Now I am in my 40s, and I still wonder if I have grown up. Seriously. The Reddit responses were all about how the ability to live alone, to make decisions and to not seek acceptance were signs of maturity, of not giving a fuck! I have many days when all I seek is acceptance. When I want to be a part of something, when I want to have what it feels like my peers have. I am alone now, with a few partners, but I mean that my family do not live with me anymore. I am single, and my time and resources are my own.
When I was 30 my peers were travelling, building careers and doing all the stuff I desperately wanted to. I was handling a household and teenagers and dealing with familial politics. Now I am 40, and my peers are settling down with babies and very young children. They are building those family styled lives and they have the resources to do so. I didn’t at 20 or 30 (we battled) and now at 40 I have no assets. But my time and resources are mine, and very finite.
It’s a case of feeling like there is no foundation anymore. Am I grown up or am I still seeking approval like a 20-year old who has not yet figured out that it is okay to just be themselves? I had a dream the other evening which weirded me out. In it I was asked what my foundation was? What had I built my life on?
Had you asked me that question two weeks ago I would have said my family. Now, I am not so certain. I haven’t spoken to either one of my offspring for 2 weeks. (Yes they are in their 20s and very self-absorbed as 20-year olds are). I have to deal with a passive-aggressive parent, a sister who will not take necessary steps and all the associated “but you left” sagas. I feel adrift as the one thing I thought was constant has proven to be anything but.

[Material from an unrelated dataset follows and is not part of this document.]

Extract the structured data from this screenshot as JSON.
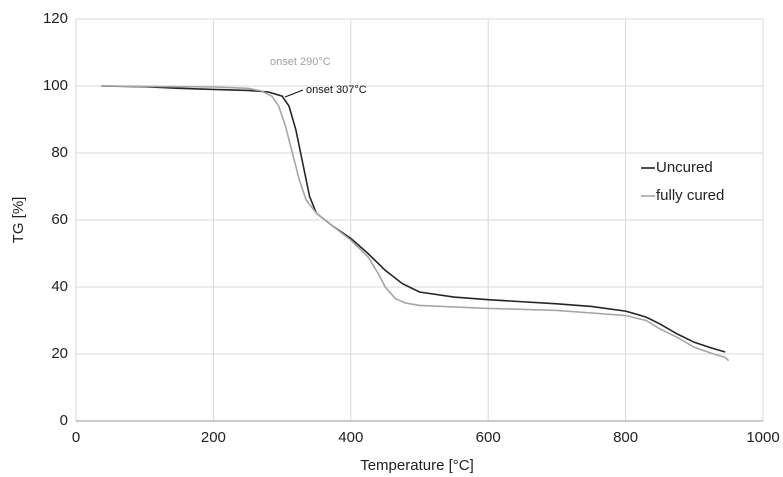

Caveat: I do not begrudge my offspring this period in their lives. They need it in order to mature a little further.
What I am questioning is my own maturity, my own level of “I don’t give a fuck”!. Some days I don’t care – actually it worked for a few months at the start of the year and then it all fell to pieces. I am wondering if that is because I still need some maturity, that the last 5 years alone is still not quite enough, and that there are life lessons I missed at appropriate ages because I was doing other things. Maybe my “I don’t care” moment will happen later?
For now though, this is making me not sleep and stress. I need to channel that into something else.